U.S. Supreme Court “Lays to Rest” Private Party Superfund Tort Suit – The Statute of Repose Awakens (at least in the Old North State)

By: John R. Embick, Esq.

Chair, Environmental Law Section


The U.S. Supreme Court recently issued an interesting ruling which addressed whether state statute of limitations and state statutes of repose are pre-empted by the Comprehensive Environmental Response, Compensation, and Liability Act (“CERCLA”, or more popularly known as “Superfund”), 42 U.S.C. § 9601, et seq.

The case is captioned CTS Corp. v. Waldburger, et al., No. 13-339 (Decided June 9, 2014), and the main opinion was written by Justice Kennedy (joined in full, or in part, by Roberts, Scalia, Thomas, Alito, Kagan and Sotomayor).  A dissent was penned by Justice Ginsburg (joined by Breyer).

CTS Corp. (“CTS”), a publicly traded company on the New York Stock Exchange, is a manufacturer of electronic components and sensors.  CTS and a predecessor company operated a manufacturing plant near Asheville, NC (also known as the “Old North State”, or the “Tar Heel State”).  The facility was sold in 1987.  Residents in the area alleged that the groundwater in the vicinity was contaminated by plant operations, and that they suffered damages and injuries as a result.  The residents claim the damage was first discovered in 2009, over twenty years after the sale.

The residents brought various claims against CTS, including claims under Superfund, seeking compensation for the damages and injuries caused by the groundwater contamination.  CTS claimed, among other things, that a Tar Heel State Statute of Repose barred the claims after 10 years.  Since CTS sold the plant in 1987, the claims arguably expired in 1997.

Superfund contains a provision which partly pre-empts statute law statutes of limitations in certain tort actions involving personal injury or property damage arising from the release of hazardous substances into the environment.  42 U.S.C. § 9658.

CTS claimed that the Old North State Statute of Repose was not pre-empted by § 9658, and that the claims were barred.  The federal trial court agreed, but the Fourth Circuit reversed, finding that the provisions of § 9658 were ambiguous and that the remedial purposes of Superfund favored pre-emption.

The High Court reversed, finding that the provisions of § 9658 did not preempt the NC Statute of Repose.

At the core of Justice Kennedy’s opinion is a discussion of statutory interpretation and the pre-emption doctrine.  Justice Kennedy opined that the outcome turned on whether    § 9658 distinguished between statutes of limitation and statutes of repose.  Justice Kennedy explained that the two doctrines, while sharing similarities, have different purposes and objectives.   Statutes of limitation seek to balance the rights and duties of litigants by encouraging the pursuit of claims in a “reasonable” amount of time, and begin to run when a claim accrues.  Statutes of Repose, on the other hand, reflect a legislative judgment that for certain acts, a defendant should be free of liability after a certain period of time passes, regardless of when a claim accrues or is discovered (and the length of time involved in most statutes of repose is much longer, e.g., 10+ years).

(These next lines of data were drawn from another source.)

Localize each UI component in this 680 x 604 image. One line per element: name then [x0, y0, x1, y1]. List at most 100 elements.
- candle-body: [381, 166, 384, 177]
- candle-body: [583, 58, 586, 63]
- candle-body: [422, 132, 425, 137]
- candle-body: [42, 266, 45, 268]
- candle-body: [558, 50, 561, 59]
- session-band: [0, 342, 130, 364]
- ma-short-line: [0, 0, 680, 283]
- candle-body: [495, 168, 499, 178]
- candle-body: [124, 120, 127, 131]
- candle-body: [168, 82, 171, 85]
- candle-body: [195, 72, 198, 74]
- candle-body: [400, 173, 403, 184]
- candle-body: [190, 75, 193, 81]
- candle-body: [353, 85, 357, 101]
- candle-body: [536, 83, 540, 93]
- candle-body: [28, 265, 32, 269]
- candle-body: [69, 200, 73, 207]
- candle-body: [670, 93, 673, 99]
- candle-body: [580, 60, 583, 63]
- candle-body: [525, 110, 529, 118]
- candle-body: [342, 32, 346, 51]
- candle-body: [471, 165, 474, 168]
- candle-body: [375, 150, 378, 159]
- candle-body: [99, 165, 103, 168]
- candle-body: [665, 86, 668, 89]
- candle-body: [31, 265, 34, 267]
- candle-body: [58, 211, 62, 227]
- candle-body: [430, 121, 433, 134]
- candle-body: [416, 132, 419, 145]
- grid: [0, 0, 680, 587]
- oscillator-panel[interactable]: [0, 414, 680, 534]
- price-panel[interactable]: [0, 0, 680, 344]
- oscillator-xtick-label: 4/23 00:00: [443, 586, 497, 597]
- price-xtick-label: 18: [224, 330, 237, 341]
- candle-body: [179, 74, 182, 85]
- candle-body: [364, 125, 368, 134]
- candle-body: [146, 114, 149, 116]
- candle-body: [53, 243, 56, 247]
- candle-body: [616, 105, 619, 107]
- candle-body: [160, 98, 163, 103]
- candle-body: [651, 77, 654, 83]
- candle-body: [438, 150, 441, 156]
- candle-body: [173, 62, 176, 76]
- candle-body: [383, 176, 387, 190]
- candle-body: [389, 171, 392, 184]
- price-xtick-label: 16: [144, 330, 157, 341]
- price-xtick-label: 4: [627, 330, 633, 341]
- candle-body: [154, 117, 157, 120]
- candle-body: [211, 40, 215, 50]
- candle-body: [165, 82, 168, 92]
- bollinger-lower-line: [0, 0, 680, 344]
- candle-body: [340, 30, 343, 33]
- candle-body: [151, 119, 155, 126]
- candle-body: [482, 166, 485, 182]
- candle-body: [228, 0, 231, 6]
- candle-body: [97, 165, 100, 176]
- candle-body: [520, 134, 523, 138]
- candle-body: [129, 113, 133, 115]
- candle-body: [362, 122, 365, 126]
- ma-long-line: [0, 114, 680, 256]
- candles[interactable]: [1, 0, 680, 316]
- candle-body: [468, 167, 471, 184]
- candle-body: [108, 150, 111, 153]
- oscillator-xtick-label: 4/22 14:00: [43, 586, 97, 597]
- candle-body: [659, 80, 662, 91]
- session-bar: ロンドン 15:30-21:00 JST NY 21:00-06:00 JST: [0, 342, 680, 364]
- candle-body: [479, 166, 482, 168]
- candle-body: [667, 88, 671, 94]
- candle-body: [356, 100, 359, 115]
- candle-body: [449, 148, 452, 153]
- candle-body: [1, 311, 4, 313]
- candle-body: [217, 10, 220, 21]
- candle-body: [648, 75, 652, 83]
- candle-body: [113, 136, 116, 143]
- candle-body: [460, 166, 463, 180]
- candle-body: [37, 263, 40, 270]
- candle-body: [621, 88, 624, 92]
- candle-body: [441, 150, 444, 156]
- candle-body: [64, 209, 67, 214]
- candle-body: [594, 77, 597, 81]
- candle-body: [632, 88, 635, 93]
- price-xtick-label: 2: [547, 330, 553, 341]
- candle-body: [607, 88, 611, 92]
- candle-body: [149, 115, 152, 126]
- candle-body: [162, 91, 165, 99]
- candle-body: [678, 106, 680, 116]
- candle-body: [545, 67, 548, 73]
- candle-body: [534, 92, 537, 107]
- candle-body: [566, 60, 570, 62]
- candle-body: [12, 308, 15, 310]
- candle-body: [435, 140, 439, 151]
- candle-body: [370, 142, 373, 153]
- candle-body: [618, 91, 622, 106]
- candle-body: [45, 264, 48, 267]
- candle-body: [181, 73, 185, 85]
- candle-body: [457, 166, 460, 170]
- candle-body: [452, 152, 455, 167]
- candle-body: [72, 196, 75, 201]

Justice Kennedy further indicated that the doctrine of equitable tolling of the statute of limitations helped discern the subtle differences between the two doctrines.  He explained that the purpose of encouraging diligent prosecution of claims under the statute of limitations is not furthered when the plaintiff is prevented from discovering when the claim arises.  Further, claims involving exposure to contaminants frequently are affected by very lengthy latency periods.   Statutes of repose are not informed by this consideration, so that the equitable tolling doctrine does not apply.

Having distinguished between the two concepts involving limitations periods, Justice  Kennedy then turned to the actual language of § 9658.  He found that the section mentioned statute of limitations multiple times, and did not mention statute of repose at all.  He also concluded that the two doctrines were widely recognized as separate and distinct.  Because Congress seemingly did not address the distinct doctrine of the statute of repose, he concluded that Congress did not intent to pre-empt those state statutory provisions.

Justice Ginsburg, in dissent, noted that she disagreed with the effort of the majority to distinguish the two limitations period doctrines.  She also reasoned that because latency periods for the appearance of effects of exposure to contamination often are substantially longer that the periods set forth in statutes of repose, that the purpose for which § 9658 was enacted would be frustrated by the interpretation of the majority justices.

What is the likely effect of the decision with respect to Pennsylvania’s Statute of Repose?  The Commonwealth’s version of the statue of repose is found at 42 Pa. C.S.A § 5536, and seems  to be limited to claims against builders, contractors, engineers and architects relating to the design, planning, supervision, or observation of construction of improvements to real property within 12 yeas after completion of the construction or improvement.

As drafted, therefore, it appears that the Pa Statute of Repose would not have prevented the claims raised by the Tar Heel State plaintiffs, had the site been located in the Keystone State.